No output in PlaScope_predictions
nickp60 opened this issue · 2 comments
Hi,
I am trying to test PlaScope (verison 1.3) using this O104:H4 assembly (stored as O104H4.fasta
) and the provided database (stored in ~/dbs/plascope/
) , and am getting the following warnings:
$ plaScope.sh --fasta ~/2018-08-selecting_plasmid_finder/O104H4.fasta -o test --db_dir ~/dbs/plascope --db_name chromosome_plasmid_db --sample name_of_my_sample -n
Mode 2
Step 1: Contigs classification with Centrifuge and custom database
Centrifuge log can be found here: test/name_of_my_sample_PlaScope/Centrifuge_results/centrifuge.log
Step 2: Extraction of plasmid, chromosome and unclassified predictions
Warning: >CP003289.1 Escherichia coli O104:H4 str. 2011C-3493, complete genome not classified.
Warning: >CP003291.1 Escherichia coli O104:H4 str. 2011C-3493 plasmid pAA-EA11, complete sequence not classified.
Warning: >CP003290.1 Escherichia coli O104:H4 str. 2011C-3493 plasmid pESBL-EA11, complete sequence not classified.
Warning: >CP003292.1 Escherichia coli O104:H4 str. 2011C-3493 plasmid pG-EA11, complete sequence not classified.
If you use PlaScope please cite: ...
Here are the contents of test/name_of_my_sample_PlaScope/Centrifuge_results/name_of_my_sample_extendedresult
:
readID seqID taxID score 2ndBestScore hitLength queryLength numMatches
CP003292.1 NC_022740.1 3 1290496 0 1151 1549 1
CP003290.1 species 3 1761963080 0 54346 88544 1
CP003291.1 species 3 376760648 0 42917 74217 1
CP003289.1 NZ_CP025401.1 2 3187944114 0 224663 5273097 1
And the contents of test/name_of_my_sample_PlaScope/Centrifuge_results/name_of_my_sample_summary
:
name taxID taxRank genomeSize numReads numUniqueReads abundance
2 2 species 1722383768 1 1 0.0
3 3 species 241331578 3 3 0.0
Once it finishes, the PlaScope_predictions
subdirectory is empty. How can I check the predictions for each of the contigs? Why are these warnings being thrown?
Thanks in advance!
Hi nickp60!
The current version of PlaScope required SPAdes-formated header (e.g. ">NODE_36_length_43824_cov_77.8425"). This allows us to sort contigs according to their coverage (SPAdes coverage > 2), which is generally more relevant as low-coverage contigs are frequently low quality or contaminated contigs.

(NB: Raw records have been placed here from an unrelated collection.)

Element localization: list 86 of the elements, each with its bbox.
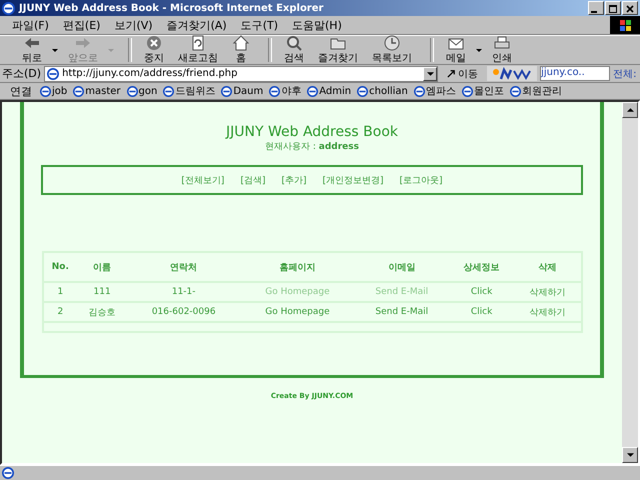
toolbar-button[interactable]: 메일 xyxy=(442,35,470,65)
page-icon xyxy=(221,86,232,96)
column-header: 홈페이지 xyxy=(240,252,355,282)
column-header: 상세정보 xyxy=(448,252,514,282)
search-field[interactable]: jjuny.co.. xyxy=(540,66,610,81)
toolbar-button[interactable]: 검색 xyxy=(280,35,308,65)
link-item[interactable]: job xyxy=(40,86,68,96)
link-item[interactable]: 드림위즈 xyxy=(163,84,216,98)
link-item[interactable]: Admin xyxy=(307,86,352,96)
delete-link[interactable]: 삭제하기 xyxy=(529,288,566,298)
toolbar-button[interactable]: 새로고침 xyxy=(174,35,222,65)
page-icon xyxy=(163,86,174,96)
browser-e-icon xyxy=(2,2,15,14)
scroll-down-button[interactable] xyxy=(622,447,638,463)
go-button[interactable]: 이동 xyxy=(441,66,484,80)
link-item[interactable]: 야후 xyxy=(269,84,302,98)
dropdown-caret-icon[interactable] xyxy=(476,48,482,52)
close-button[interactable] xyxy=(622,1,638,15)
current-user-label: 현재사용자 : xyxy=(265,142,316,152)
link-item[interactable]: chollian xyxy=(357,86,408,96)
table-cell: 111 xyxy=(77,282,128,302)
clock-icon xyxy=(383,35,401,51)
link-item[interactable]: master xyxy=(73,86,121,96)
menu-item[interactable]: 도구(T) xyxy=(240,18,278,32)
search-scope-label: 전체: xyxy=(613,68,636,80)
scrollbar[interactable] xyxy=(622,102,638,463)
toolbar-button[interactable]: 즐겨찾기 xyxy=(314,35,362,65)
table-cell: 김승호 xyxy=(77,302,128,322)
page-icon xyxy=(307,86,318,96)
page-icon xyxy=(414,86,425,96)
menu-item[interactable]: 보기(V) xyxy=(114,18,153,32)
toolbar-button[interactable]: 뒤로 xyxy=(18,35,46,65)
close-icon xyxy=(625,4,635,14)
page-icon xyxy=(510,86,521,96)
window-title: JJUNY Web Address Book - Microsoft Internet Explorer xyxy=(19,2,324,14)
table-cell: 11-1- xyxy=(127,282,240,302)
links-label: 연결 xyxy=(10,84,32,98)
link-item[interactable]: Daum xyxy=(221,86,264,96)
page-icon xyxy=(357,86,368,96)
link-item[interactable]: gon xyxy=(126,86,158,96)
menu-item[interactable]: 도움말(H) xyxy=(292,18,342,32)
dropdown-caret-icon[interactable] xyxy=(52,48,58,52)
toolbar-button[interactable]: 홈 xyxy=(228,35,254,65)
delete-link[interactable]: 삭제하기 xyxy=(529,308,566,318)
link-item[interactable]: 회원관리 xyxy=(510,84,562,98)
column-header: 이름 xyxy=(77,252,128,282)
link-item[interactable]: 엠파스 xyxy=(414,84,456,98)
right-arrow-icon xyxy=(74,35,92,51)
menu-item[interactable]: 편집(E) xyxy=(62,18,100,32)
column-header: 연락처 xyxy=(127,252,240,282)
toolbar-button[interactable]: 중지 xyxy=(140,35,168,65)
minimize-icon xyxy=(591,11,597,13)
maximize-button[interactable] xyxy=(605,1,621,15)
search-icon xyxy=(285,35,303,51)
scroll-up-button[interactable] xyxy=(622,102,638,118)
windows-logo-icon xyxy=(610,16,640,34)
page-icon xyxy=(47,68,60,80)
page-icon xyxy=(126,86,138,96)
dropdown-button[interactable] xyxy=(423,66,438,80)
link-item[interactable]: 몰인포 xyxy=(462,84,504,98)
page-icon xyxy=(269,86,280,96)
minimize-button[interactable] xyxy=(588,1,604,15)
menu-item[interactable]: 즐겨찾기(A) xyxy=(166,18,227,32)
page-icon xyxy=(462,86,473,96)
table-cell: 016-602-0096 xyxy=(127,302,240,322)
caret-icon xyxy=(426,72,434,76)
table-cell: 1 xyxy=(42,282,78,302)
toolbar-button[interactable]: 목록보기 xyxy=(368,35,416,65)
column-header: 삭제 xyxy=(514,252,582,282)
maximize-icon xyxy=(608,4,618,14)
address-field[interactable]: http://jjuny.com/address/friend.php xyxy=(44,66,438,82)
toolbar-button[interactable]: 인쇄 xyxy=(488,35,516,65)
column-header: 이메일 xyxy=(354,252,449,282)
column-header: No. xyxy=(42,252,78,282)
page-title: JJUNY Web Address Book xyxy=(226,124,398,140)
page-icon xyxy=(40,86,51,96)
menu-item[interactable]: 파일(F) xyxy=(12,18,49,32)
up-arrow-icon xyxy=(626,108,634,112)
left-arrow-icon xyxy=(23,35,41,51)
arrow-icon xyxy=(447,69,456,78)
table-cell: 2 xyxy=(42,302,78,322)
toolbar-logo-icon xyxy=(487,66,538,81)
current-user: address xyxy=(318,142,359,152)
page-icon xyxy=(73,86,84,96)
down-arrow-icon xyxy=(626,453,634,457)
address-label: 주소(D) xyxy=(2,66,42,81)
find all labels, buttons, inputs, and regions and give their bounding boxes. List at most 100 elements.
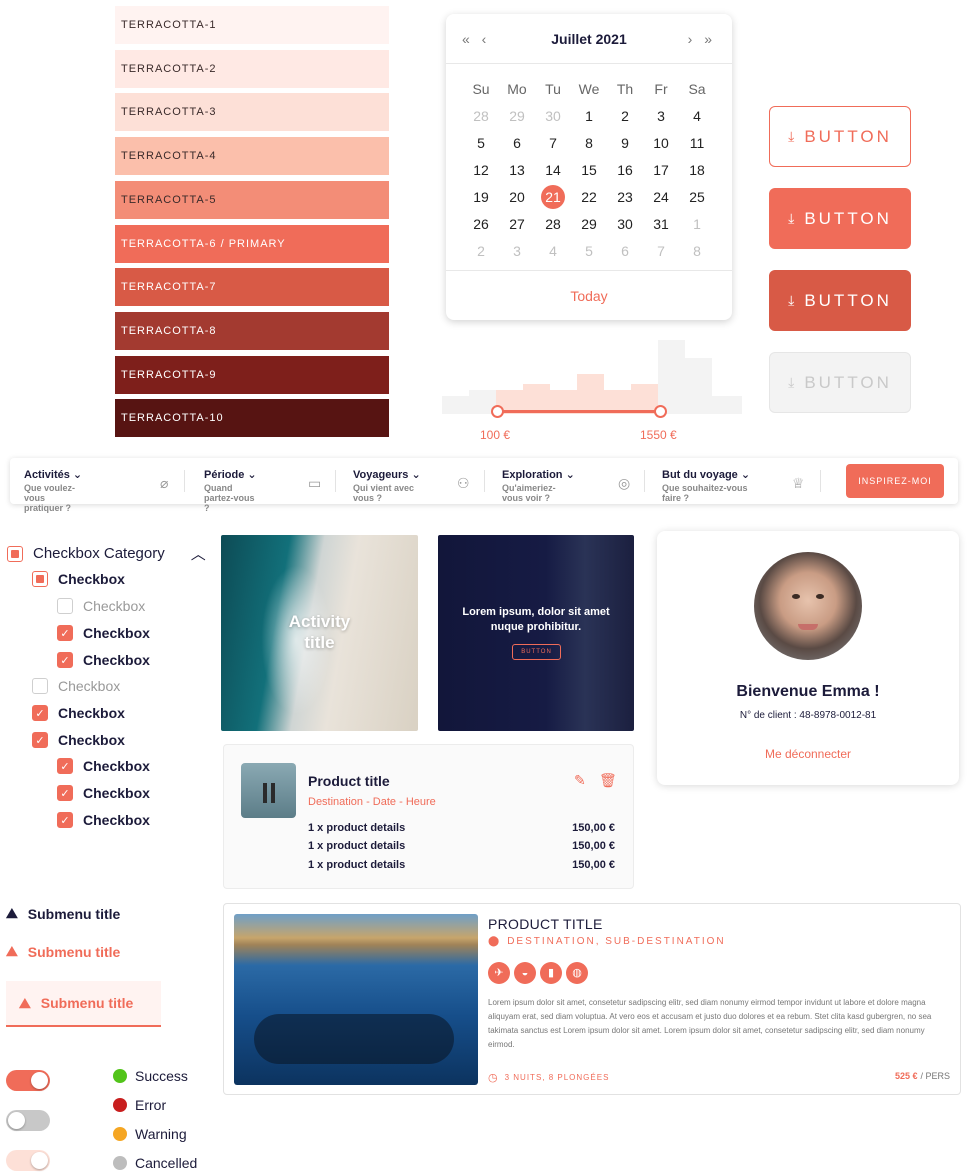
calendar-day[interactable]: 30 [607,211,643,238]
calendar-day[interactable]: 12 [463,157,499,184]
calendar-day[interactable]: 26 [463,211,499,238]
calendar-day-selected[interactable]: 21 [535,184,571,211]
checkbox-item[interactable]: ✓ Checkbox [32,705,125,721]
calendar-day[interactable]: 23 [607,184,643,211]
promo-button[interactable]: BUTTON [512,644,561,660]
activity-card[interactable]: Activity title [221,535,418,731]
calendar-day-number: 17 [653,162,669,178]
calendar-day[interactable]: 15 [571,157,607,184]
button-primary[interactable]: ⤓ BUTTON [769,188,911,249]
calendar-day[interactable]: 3 [499,238,535,265]
surf-icon: ✈ [488,962,510,984]
price-slider-min-handle[interactable] [491,405,504,418]
checkbox-checked[interactable]: ✓ [57,625,73,641]
calendar-day[interactable]: 28 [535,211,571,238]
checkbox-category[interactable]: Checkbox Category ︿ [7,543,206,564]
calendar-day[interactable]: 20 [499,184,535,211]
trip-card[interactable]: PRODUCT TITLE ⬤ DESTINATION, SUB-DESTINAT… [223,903,961,1095]
calendar-day[interactable]: 4 [535,238,571,265]
search-field-periode[interactable]: Période ⌄ Quand partez-vous ? ▭ [204,468,321,513]
search-field-voyageurs[interactable]: Voyageurs ⌄ Qui vient avec vous ? ⚇ [353,468,470,503]
palette-swatch: TERRACOTTA-4 [115,137,389,176]
calendar-day[interactable]: 24 [643,184,679,211]
calendar-day[interactable]: 14 [535,157,571,184]
search-field-activites[interactable]: Activités ⌄ Que voulez-vous pratiquer ? … [24,468,168,513]
logout-link[interactable]: Me déconnecter [657,747,959,761]
calendar-day-number: 6 [513,135,521,151]
checkbox-checked[interactable]: ✓ [57,652,73,668]
calendar-day[interactable]: 7 [643,238,679,265]
chevron-up-icon[interactable]: ︿ [191,543,206,564]
calendar-day[interactable]: 29 [499,103,535,130]
checkbox-item[interactable]: ✓ Checkbox [57,652,150,668]
calendar-day[interactable]: 17 [643,157,679,184]
calendar-day[interactable]: 22 [571,184,607,211]
checkbox-item[interactable]: ✓ Checkbox [57,758,150,774]
checkbox-checked[interactable]: ✓ [57,758,73,774]
checkbox-checked[interactable]: ✓ [32,705,48,721]
checkbox-indeterminate[interactable] [7,545,23,562]
calendar-day[interactable]: 6 [607,238,643,265]
calendar-day[interactable]: 31 [643,211,679,238]
status-error: Error [113,1097,166,1113]
calendar-day[interactable]: 25 [679,184,715,211]
button-pressed[interactable]: ⤓ BUTTON [769,270,911,331]
submenu-item-hover[interactable]: ⛰ Submenu title [6,943,120,960]
calendar-day[interactable]: 3 [643,103,679,130]
calendar-prev-icon[interactable]: « ‹ [462,31,490,47]
calendar-next-icon[interactable]: › » [688,31,716,47]
submenu-item-active[interactable]: ⛰ Submenu title [6,981,161,1027]
checkbox-item[interactable]: Checkbox [32,678,120,694]
calendar-day[interactable]: 8 [679,238,715,265]
calendar-day[interactable]: 5 [571,238,607,265]
checkbox-item[interactable]: ✓ Checkbox [57,812,150,828]
submenu-item-default[interactable]: ⛰ Submenu title [6,905,120,922]
status-cancelled: Cancelled [113,1155,197,1171]
calendar-day[interactable]: 2 [463,238,499,265]
calendar-day[interactable]: 16 [607,157,643,184]
palette-swatch: TERRACOTTA-6 / PRIMARY [115,224,389,263]
checkbox-checked[interactable]: ✓ [57,812,73,828]
toggle-on[interactable] [6,1070,50,1091]
calendar-day[interactable]: 5 [463,130,499,157]
search-field-hint: Que voulez-vous pratiquer ? [24,483,76,513]
checkbox-unchecked[interactable] [32,678,48,694]
calendar-day[interactable]: 28 [463,103,499,130]
checkbox-checked[interactable]: ✓ [57,785,73,801]
inspirez-moi-button[interactable]: INSPIREZ-MOI [846,464,944,498]
checkbox-indeterminate[interactable] [32,571,48,587]
calendar-day[interactable]: 1 [571,103,607,130]
calendar-day-number: 16 [617,162,633,178]
trash-icon[interactable]: 🗑 [599,772,617,789]
calendar-day[interactable]: 27 [499,211,535,238]
calendar-day[interactable]: 7 [535,130,571,157]
edit-icon[interactable]: ✎ [574,772,586,789]
calendar-day[interactable]: 1 [679,211,715,238]
checkbox-item[interactable]: ✓ Checkbox [57,625,150,641]
calendar-day[interactable]: 9 [607,130,643,157]
calendar-day[interactable]: 2 [607,103,643,130]
checkbox-unchecked[interactable] [57,598,73,614]
calendar-today-link[interactable]: Today [446,270,732,320]
checkbox-item[interactable]: Checkbox [32,571,125,587]
price-slider-max-handle[interactable] [654,405,667,418]
calendar-day[interactable]: 18 [679,157,715,184]
checkbox-checked[interactable]: ✓ [32,732,48,748]
button-outline[interactable]: ⤓ BUTTON [769,106,911,167]
checkbox-item[interactable]: ✓ Checkbox [57,785,150,801]
calendar-day[interactable]: 19 [463,184,499,211]
toggle-off[interactable] [6,1110,50,1131]
calendar-day[interactable]: 8 [571,130,607,157]
search-field-exploration[interactable]: Exploration ⌄ Qu'aimeriez-vous voir ? ◎ [502,468,630,503]
calendar-day[interactable]: 13 [499,157,535,184]
checkbox-item[interactable]: ✓ Checkbox [32,732,125,748]
calendar-day[interactable]: 29 [571,211,607,238]
search-field-label: Voyageurs [353,469,409,481]
checkbox-item[interactable]: Checkbox [57,598,145,614]
calendar-day[interactable]: 30 [535,103,571,130]
search-field-but-du-voyage[interactable]: But du voyage ⌄ Que souhaitez-vous faire… [662,468,805,503]
calendar-day[interactable]: 11 [679,130,715,157]
calendar-day[interactable]: 10 [643,130,679,157]
calendar-day[interactable]: 6 [499,130,535,157]
calendar-day[interactable]: 4 [679,103,715,130]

However as shown in the "name_of_my_sample_extendedresult" file the three plasmids (CP003292.1, CP003290.1, CP003291.1) are correctly classified (value in third column = 3) as well as the chromosome (CP003289.1, value in third column = 2).
I plan to propose a version independent of the contigs format as soon. But for now if you use contigs with a not suitable format you will get these warnings and contigs will not be extracted.
Hi @GuilhemRoyer, thanks for the update! I will be SPAdes input for the actually analysis, so that actually works out well; though it might be nice to have the option to turn of this behaviour for use with non-SPAdes input. Thanks for clearing this up!